To date, only one book has been published in recent history on the topic of LGBT homeless youth; namely, an edited volume by Abramovich and Shelton (Citation2017). The volume has shed much-needed light on the homeless LGBT youth problem, primarily in Canada. Like Abramovich and Shelton’s book, this symposium presents an ethical issue that should be addressed by everyone concerned, with the well-being of all youth, especially LGBT youth, as the focus. The articles here include the following topics: dropping out of high school, living on the streets, being assaulted, theft, sex work, and the like. Each article fleshes out what public administration can do in order to deal with this epidemic, which some might view as akin to a drug epidemic or a natural disaster. Some of the articles are solo authored and some articles have multiple authors. For example my article has three authors and the amazing and hopefully life-saving research was done equally.

If the field of public administration is to take social equity theory seriously, then we as public administrators and scholars have an obligation to not only read the articles here with a great deal of urgency and compassion, but also with a sense that not all youth are heterosexual and not all youth have understanding and supportive guardians. It is up to public administrators to assist in creating change. Indeed, this is our ethical dilemma and one of the most pressing issues in the twenty-first century that needs to be attended to as a collective.
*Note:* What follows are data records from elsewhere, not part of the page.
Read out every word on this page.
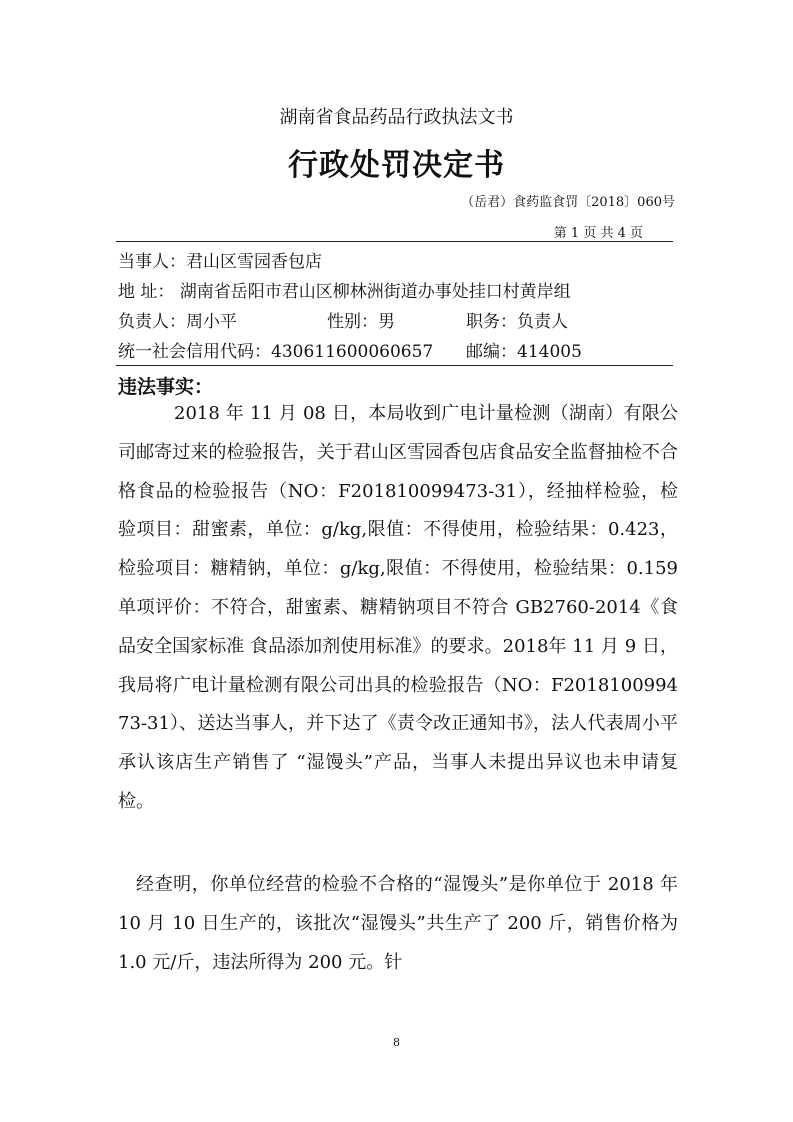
湖南省食品药品行政执法文书
行政处罚决定书
（岳君）食药监食罚〔2018〕060号
第 1 页 共 4 页
当事人：君山区雪园香包店
地 址： 湖南省岳阳市君山区柳林洲街道办事处挂口村黄岸组
负责人：周小平	性别：男	职务：负责人
统一社会信用代码：430611600060657 邮编：414005
违法事实：
2018 年 11 月 08 日，本局收到广电计量检测（湖南）有限公司邮寄过来的检验报告，关于君山区雪园香包店食品安全监督抽检不合格食品的检验报告（NO：F201810099473-31），经抽样检验，检验项目：甜蜜素，单位：g/kg,限值：不得使用，检验结果：0.423，检验项目：糖精钠，单位：g/kg,限值：不得使用，检验结果：0.159 单项评价：不符合，甜蜜素、糖精钠项目不符合 GB2760-2014《食品安全国家标准 食品添加剂使用标准》的要求。2018年 11 月 9 日，我局将广电计量检测有限公司出具的检验报告（NO：F201810099473-31）、送达当事人，并下达了《责令改正通知书》，法人代表周小平承认该店生产销售了 “湿馒头”产品，当事人未提出异议也未申请复检。
经查明，你单位经营的检验不合格的“湿馒头”是你单位于 2018 年 10 月 10 日生产的，该批次“湿馒头”共生产了 200 斤，销售价格为 1.0 元/斤，违法所得为 200 元。针
8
Let us not have the next generation of public administration scholars and practitioners argue that we in the early half of the twenty-first century did nothing or very little to end this suffering.

DEDICATION

To the LGBT youth who continue to strive despite the obstacles, this work is respectfully dedicated in hopes that it will lead to a brighter future.

ACKNOWLEDGMENTS

I would like to thank Dr. Carole Jurkiewicz for seeing the value of this topic and its societal importance. Thanks also go to Dr. Richard Jacobs for supporting me in the process of this symposium. Finally, many thanks must also go to the amazingly talented and committed authors of the articles presented in this special symposium.